How much can problems with coherence theorems be addressed by modeling things as subagents?
How much will AI systems behave like consisting of multiple subagents?
All three of these feel pretty important to me.
The “many decisions can be thought of as a committee requiring unanimous agreement” model felt intuitively right to me, and afterwards I’ve observed myself behaving in ways which seem compatible with it, and thought of this post.
Wouldn’t decisions about e.g. which objects get selected and broadcast to the global workspace be made by a majority or plurality of subagents? “Committee requiring unanimous agreement” feels more like what would be the case in practice for a unified mind, to use a TMI term. I guess the unanimous agreement is only required because we’re looking for strict/formal coherence in the overall system, whereas e.g. suboptimally-unified/coherent humans with lots of akrasia can have tug-of-wars between groups of subagents for control.
The way I’d think of it, it’s not that you literally need unanimous agreement, but that in some situations there may be subagents that are strong enough to block a given decision. And then if you only look at the subagents that are strong enough to exert a major influence on that particular decision (and ignore the ones either who don’t care about it or who aren’t strong enough to make a difference), it kind of looks like a committee requiring unanimous agreement.

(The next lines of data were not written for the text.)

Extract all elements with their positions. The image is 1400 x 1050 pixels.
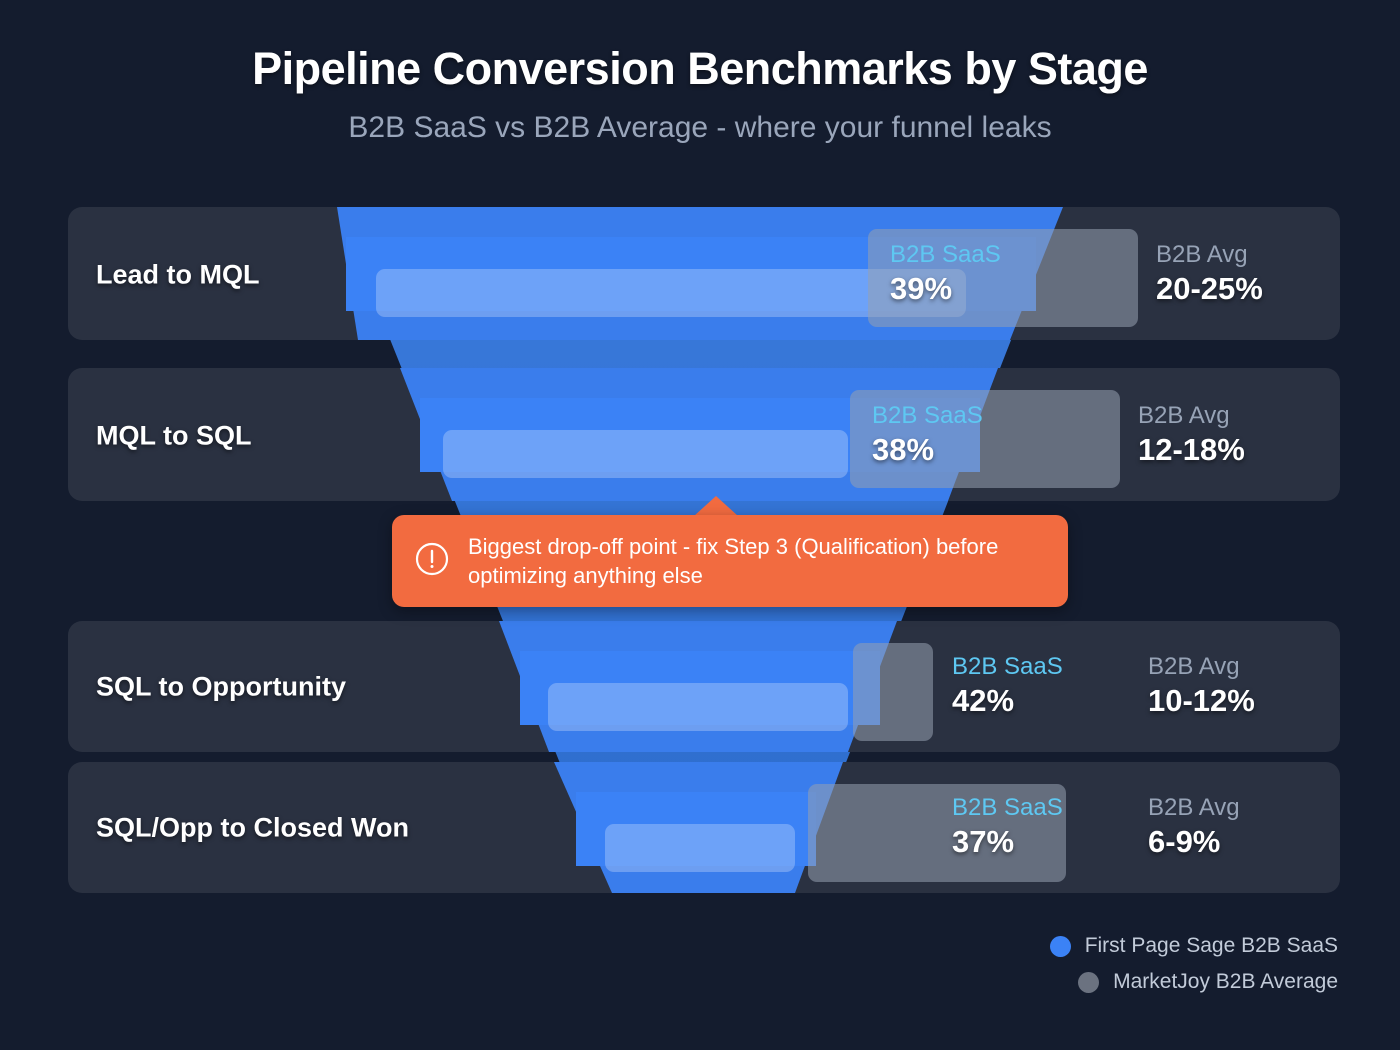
stage-row-sql-opp-to-closed-won[interactable]: SQL/Opp to Closed Won B2B SaaS 37% B2B A… (68, 762, 1340, 893)
saas-series-label-row-4: B2B SaaS (952, 794, 1063, 821)
saas-value-row-2: 38% (872, 432, 935, 468)
avg-series-label-row-1: B2B Avg (1156, 241, 1248, 268)
avg-bar-row-3 (853, 643, 933, 741)
saas-series-label-row-1: B2B SaaS (890, 241, 1001, 268)
avg-value-block-row-2: B2B Avg 12-18% (1138, 403, 1245, 468)
stage-label-row-1: Lead to MQL (96, 259, 260, 290)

It gets a little handwavy and metaphorical but so does the concept of a subagent. :)
Ah, I think that makes sense. Is this somehow related to the idea that the consciousness is more of a “last stop for a veto from the collective mind system” for already-subconsciously-initiated thoughts and actions? Struggling to remember where I read this, though.
Yeah, considering the fact that subagents are only “agents” insofar as it makes sense to apply the intentional stance (the thing we’d like to avoid having to apply to the whole system because it seems fundamentally limited) to the individual parts, I’m not surprised. It seems like it’s either “agents all the way down” or abandon the concept of agency altogether (although posing that dichotomy feels like a suspicious presumption of agency, itself!).